The paper addresses learning embeddings that encode hierarchical label structure in audio, especially under incomplete labeling. It introduces a rank-based loss that uses hierarchical rank ordering to set target distances between embeddings, and it generalizes to arbitrarily deep taxonomies while tolerating missing fine-level labels; it is compared against a hierarchical quadruplet loss across three audio datasets. The core contribution is the L formulation and its data-driven target distances, along with an experimental analysis showing robust hierarchical representation learning and some advantages over quadruplet loss, particularly with weaker initial representations. This approach has practical impact for tasks requiring structured, multi-level predictions and robust handling of incomplete annotations in audio domains.

Abstract

Hierarchical taxonomies are common in many contexts, and they are a very natural structure humans use to organise information. In machine learning, the family of methods that use the 'extra' information is called hierarchical classification. However, applied to audio classification, this remains relatively unexplored. Here we focus on how to integrate the hierarchical information of a problem to learn embeddings representative of the hierarchical relationships.

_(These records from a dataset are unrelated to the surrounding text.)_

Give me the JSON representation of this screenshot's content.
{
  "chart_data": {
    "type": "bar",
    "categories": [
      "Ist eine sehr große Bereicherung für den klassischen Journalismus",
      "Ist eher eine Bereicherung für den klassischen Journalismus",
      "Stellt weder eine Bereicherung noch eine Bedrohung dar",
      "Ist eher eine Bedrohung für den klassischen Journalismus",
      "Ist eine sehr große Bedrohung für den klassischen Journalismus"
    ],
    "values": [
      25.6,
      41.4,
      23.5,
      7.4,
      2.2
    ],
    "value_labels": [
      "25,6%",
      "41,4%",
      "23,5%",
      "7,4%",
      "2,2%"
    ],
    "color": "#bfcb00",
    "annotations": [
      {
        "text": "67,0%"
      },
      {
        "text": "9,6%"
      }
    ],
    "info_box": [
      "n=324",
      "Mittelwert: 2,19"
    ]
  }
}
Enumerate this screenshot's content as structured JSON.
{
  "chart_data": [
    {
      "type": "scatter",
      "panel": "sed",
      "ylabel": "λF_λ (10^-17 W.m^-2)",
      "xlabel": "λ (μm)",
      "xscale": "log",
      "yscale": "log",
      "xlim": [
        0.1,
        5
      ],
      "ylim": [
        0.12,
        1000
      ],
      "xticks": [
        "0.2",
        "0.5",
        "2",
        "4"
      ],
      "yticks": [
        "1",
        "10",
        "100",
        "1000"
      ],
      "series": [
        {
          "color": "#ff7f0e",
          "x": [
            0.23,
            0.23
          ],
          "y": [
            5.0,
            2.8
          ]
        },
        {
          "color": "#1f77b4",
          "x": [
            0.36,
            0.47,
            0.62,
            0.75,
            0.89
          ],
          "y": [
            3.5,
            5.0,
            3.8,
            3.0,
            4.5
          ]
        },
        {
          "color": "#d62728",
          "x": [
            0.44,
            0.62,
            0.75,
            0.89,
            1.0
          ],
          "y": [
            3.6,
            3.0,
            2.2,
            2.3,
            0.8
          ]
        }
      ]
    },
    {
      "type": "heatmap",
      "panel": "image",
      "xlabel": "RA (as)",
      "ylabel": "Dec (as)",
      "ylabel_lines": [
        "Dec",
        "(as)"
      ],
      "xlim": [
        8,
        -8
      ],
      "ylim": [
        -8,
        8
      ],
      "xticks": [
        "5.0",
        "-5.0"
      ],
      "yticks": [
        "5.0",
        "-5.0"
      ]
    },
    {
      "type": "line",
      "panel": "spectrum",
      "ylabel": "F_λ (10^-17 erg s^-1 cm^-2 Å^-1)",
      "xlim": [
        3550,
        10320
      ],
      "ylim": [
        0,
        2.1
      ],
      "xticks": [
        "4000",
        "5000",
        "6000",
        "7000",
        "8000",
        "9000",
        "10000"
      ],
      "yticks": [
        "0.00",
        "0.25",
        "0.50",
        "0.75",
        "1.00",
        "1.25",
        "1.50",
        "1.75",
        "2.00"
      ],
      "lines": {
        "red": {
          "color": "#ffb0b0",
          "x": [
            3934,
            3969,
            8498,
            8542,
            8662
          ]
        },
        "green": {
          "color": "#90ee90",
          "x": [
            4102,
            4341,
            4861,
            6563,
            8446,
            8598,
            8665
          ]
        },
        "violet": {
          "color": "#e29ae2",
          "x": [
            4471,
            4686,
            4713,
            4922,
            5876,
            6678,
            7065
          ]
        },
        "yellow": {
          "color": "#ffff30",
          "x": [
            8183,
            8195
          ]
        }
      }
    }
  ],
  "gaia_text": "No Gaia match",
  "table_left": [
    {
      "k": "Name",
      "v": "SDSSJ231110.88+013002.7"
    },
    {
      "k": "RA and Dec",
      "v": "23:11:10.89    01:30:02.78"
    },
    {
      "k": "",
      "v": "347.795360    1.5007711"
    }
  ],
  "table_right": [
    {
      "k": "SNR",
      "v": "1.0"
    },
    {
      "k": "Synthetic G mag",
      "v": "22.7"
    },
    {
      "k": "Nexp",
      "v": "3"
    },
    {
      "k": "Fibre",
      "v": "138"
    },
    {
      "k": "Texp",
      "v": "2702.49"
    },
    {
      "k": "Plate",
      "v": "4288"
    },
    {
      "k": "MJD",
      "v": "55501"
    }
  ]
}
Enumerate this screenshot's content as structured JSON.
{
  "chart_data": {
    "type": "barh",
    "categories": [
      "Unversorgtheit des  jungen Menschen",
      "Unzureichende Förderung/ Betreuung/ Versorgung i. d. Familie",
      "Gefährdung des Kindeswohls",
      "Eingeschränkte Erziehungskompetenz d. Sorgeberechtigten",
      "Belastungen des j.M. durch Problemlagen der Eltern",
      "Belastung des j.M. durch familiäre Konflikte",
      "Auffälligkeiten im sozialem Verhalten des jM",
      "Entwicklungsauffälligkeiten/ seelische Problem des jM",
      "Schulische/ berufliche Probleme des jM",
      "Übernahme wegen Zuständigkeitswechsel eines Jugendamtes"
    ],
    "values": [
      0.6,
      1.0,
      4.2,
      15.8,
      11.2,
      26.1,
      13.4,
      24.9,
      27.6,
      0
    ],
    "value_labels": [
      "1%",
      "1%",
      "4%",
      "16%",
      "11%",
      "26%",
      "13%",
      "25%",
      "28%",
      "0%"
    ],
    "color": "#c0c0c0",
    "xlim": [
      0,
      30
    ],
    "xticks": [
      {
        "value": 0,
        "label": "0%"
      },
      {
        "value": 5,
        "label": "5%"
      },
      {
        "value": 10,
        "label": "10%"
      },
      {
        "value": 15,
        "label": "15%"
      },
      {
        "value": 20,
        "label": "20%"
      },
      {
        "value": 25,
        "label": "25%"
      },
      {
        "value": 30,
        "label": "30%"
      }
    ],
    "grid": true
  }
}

Previously, triplet loss has been proposed to address this problem, however it presents some issues like requiring the careful construction of the triplets, and being limited in the extent of hierarchical information it uses at each iteration. In this work we propose a rank based loss function that uses hierarchical information and translates this into a rank ordering of target distances between the examples. We show that rank based loss is suitable to learn hierarchical representations of the data. By testing on unseen fine level classes we show that this method is also capable of learning hierarchically correct representations of the new classes. Rank based loss has two promising aspects, it is generalisable to hierarchies with any number of levels, and is capable of dealing with data with incomplete hierarchical labels.